Issue of the week: Rolet says au revoir
The London Stock Exchange is losing a doughty champion just when the City needs him most
Few big-league bosses have transformed the fortunes of an organisation quite so effectively as Xavier Rolet, said Jim Armitage in the London Evening Standard. When the French banker took over at the London Stock Exchange nine years ago, he inherited an institution “in crisis”. Having failed to become “a consolidator of globalising markets”, the LSE seemed bound to fall into foreign hands. Yet after a series of timely deals – notably the purchase of a majority stake in Lch.clearnet in 2012 – Rolet, who has announced his intention to quit next year, succeeded in creating a £14bn international powerhouse. Indeed, his main achievement has been “to render LSE’S name inaccurate”, by moving way beyond London-centric share-trading into profitable clearing and indices businesses, said Lex in the FT. From the point of view of shareholders, he has played a blinder. The LSE’S share price has risen from 500p in 2009 to £39, marking a 700% return.

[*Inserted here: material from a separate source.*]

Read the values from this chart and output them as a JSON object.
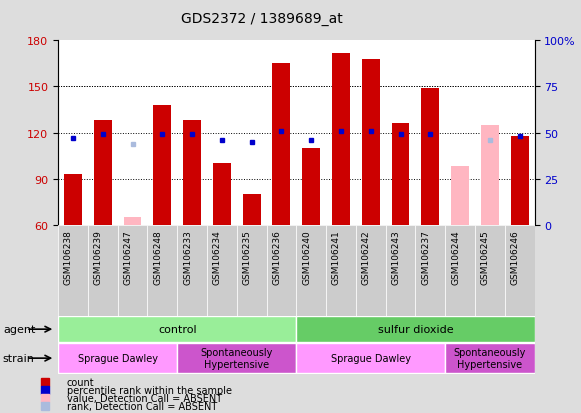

Had his ill-fated attempt to merge with LSE’S German counterpart, Deutsche Börse, succeeded, Rolet would have quit the 319-yearold institution last summer, said Nils Pratley in The Guardian. As it is, we can expect “a long goodbye” while a successor is found. Just as well. Rolet still has time to continue “as the City’s most effective speaker” on two critical Brexit themes. “First, that a transitional deal is desperately needed – and soon.” Second, that the EU would be foolish “to dismantle London’s dominance in clearing eurodenominated trades”: the disruption “would create unnecessary risks for everybody”. The latter argument, in particular, “sounds so much better coming from a Frenchman”. London’s dominance of derivatives-clearing globally has certainly made the global financial system safer, said Philip Stafford in the FT. In times of market stress, “a stable clearing house” helps contain the “threat of contagion” of the type we saw when Lehman Brothers collapsed in 2008. With Brexit looming, the battle to grab this lucrative business is heating up. Indeed, the big risk “from a brutal Brexit divorce” is that “clearing will fragment between London, Europe and New York”.
Of more immediate concern for most in the City is the vital need for a transitional deal. The City of London Corporation warns of dire consequences unless one is in place by the year’s end. Lloyd Blankfein, the Goldman Sachs boss, has taken a more direct approach, noted Sean Farrell in The Observer. As Theresa May headed for Brussels in a fruitless effort to unblock the Brexit impasse, he tweeted: “Just left Frankfurt. Great meetings. Really enjoyed it. Good, because I’ll be spending a lot more time there.” Is he bluffing? Who knows. But by the time “we learn whether his warning has serious consequences”, it will probably be too late.